Isabell beäugte ihn kritisch, ihre Augen zu Schlitzen geformt. Während der Blick der anderen herausfordernd war, als warteten sie auf seine Absage, schenkte ihm der junge Fahrer des Mustangs nur einen halbherzigen, desinteressierten Ausdruck. Es schien die Zeit stehen geblieben zu sein, alle warteten gierig die Reaktion des neuen Fahrers ab. Man hätte eine Nadel fallen gehört, so still war es.

Seine Augen glitten durch die Menge, forderten jeden heraus, der es wagte.

„Man zeige mir die Gegner." Alle brachen in Jubeln aus. Isabell lächelte. Sie lächelte. Zugegeben, es war ein kaltes, gefährliches Lächeln, das sagte, er sollte ja nicht versagen, aber es war ein Lächeln. Der Grünäugige hielt ihr angriffslustig stand. Zeigen würde er ihr, wenn sie sich da in die Gemeinde geholt hatte.

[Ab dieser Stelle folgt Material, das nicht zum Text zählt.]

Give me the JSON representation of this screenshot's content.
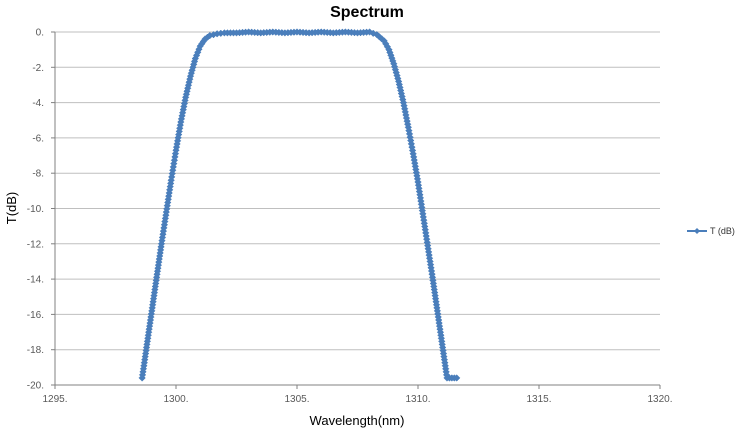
{
  "chart_data": {
    "type": "line",
    "title": "Spectrum",
    "xlabel": "Wavelength(nm)",
    "ylabel": "T(dB)",
    "xlim": [
      1295,
      1320
    ],
    "ylim": [
      -20,
      0
    ],
    "xticks": [
      1295,
      1300,
      1305,
      1310,
      1315,
      1320
    ],
    "yticks": [
      0,
      -2,
      -4,
      -6,
      -8,
      -10,
      -12,
      -14,
      -16,
      -18,
      -20
    ],
    "x_tick_labels": [
      "1295.",
      "1300.",
      "1305.",
      "1310.",
      "1315.",
      "1320."
    ],
    "y_tick_labels": [
      "0.",
      "-2.",
      "-4.",
      "-6.",
      "-8.",
      "-10.",
      "-12.",
      "-14.",
      "-16.",
      "-18.",
      "-20."
    ],
    "grid": "horizontal",
    "legend": "right",
    "color": "#4a7ebb",
    "series": [
      {
        "name": "T (dB)",
        "marker": "diamond",
        "x": [
          1298.6,
          1298.8,
          1299.0,
          1299.2,
          1299.4,
          1299.6,
          1299.8,
          1300.0,
          1300.2,
          1300.4,
          1300.6,
          1300.8,
          1301.0,
          1301.2,
          1301.4,
          1301.7,
          1302.0,
          1302.5,
          1303.0,
          1303.5,
          1304.0,
          1304.5,
          1305.0,
          1305.5,
          1306.0,
          1306.5,
          1307.0,
          1307.5,
          1308.0,
          1308.3,
          1308.6,
          1308.8,
          1309.0,
          1309.2,
          1309.4,
          1309.6,
          1309.8,
          1310.0,
          1310.2,
          1310.4,
          1310.6,
          1310.8,
          1311.0,
          1311.2,
          1311.4,
          1311.6
        ],
        "y": [
          -19.6,
          -17.7,
          -15.8,
          -13.9,
          -12.0,
          -10.2,
          -8.4,
          -6.7,
          -5.1,
          -3.7,
          -2.5,
          -1.5,
          -0.8,
          -0.4,
          -0.2,
          -0.1,
          -0.05,
          -0.05,
          0.0,
          -0.05,
          0.0,
          -0.05,
          0.0,
          -0.05,
          0.0,
          -0.05,
          0.0,
          -0.05,
          0.0,
          -0.15,
          -0.5,
          -1.0,
          -1.8,
          -2.8,
          -4.0,
          -5.4,
          -6.9,
          -8.5,
          -10.3,
          -12.1,
          -13.9,
          -15.8,
          -17.7,
          -19.6,
          -19.6,
          -19.6
        ]
      }
    ]
  }
}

Aus dem Augenwinkel erblickte er den Blondschopf von vorhin, der ihn hasserfüllt anstarrte und wie ein Wolf auf seine Beute wartete. Plötzlich regte er sich.

„Ich will fahren!", schrie er über die Menge hinweg. Die Fahrer verstummten und alle blickten ihn an als wäre er geisteskrank. Missbilligung lag in ihren Blicken. Besonders beliebt schien er nicht zu sein. Hatte Blondie überhaupt irgendwelche Anhänger?

„Du möchtest fahren?", fragte sie ihn scharf. „Ja, ich möchte gegen den da fahren." Seine Antwort war vehement und schien keinen Zweifel zu lassen. Der Typ war aber auch kampflustig.

Langsam, sehr theatralisch angehaucht, die Blicke aller folgten ihm, ging er zu seinem Wagen und spuckte noch einmal abfällig Richtung James. Ohne ein weiteres Wort stieg er ein und Leute gingen zur Seite, um den Gang freizumachen.

Neben James blickte er ihm giftig in die Augen. All seinen Hass legte er in diesen einen Blick, bekam dafür einen belustigten Ausdruck und ein Winken. Ohne darauf einzugehen fuhr er an und steuerte den Start an, jenseits der Automassen. Laut loslachen hätte er können, Blondie war einfach köstlich, wie ein kleiner, wütender Zwerg. Dem würde er es schon noch zeigen.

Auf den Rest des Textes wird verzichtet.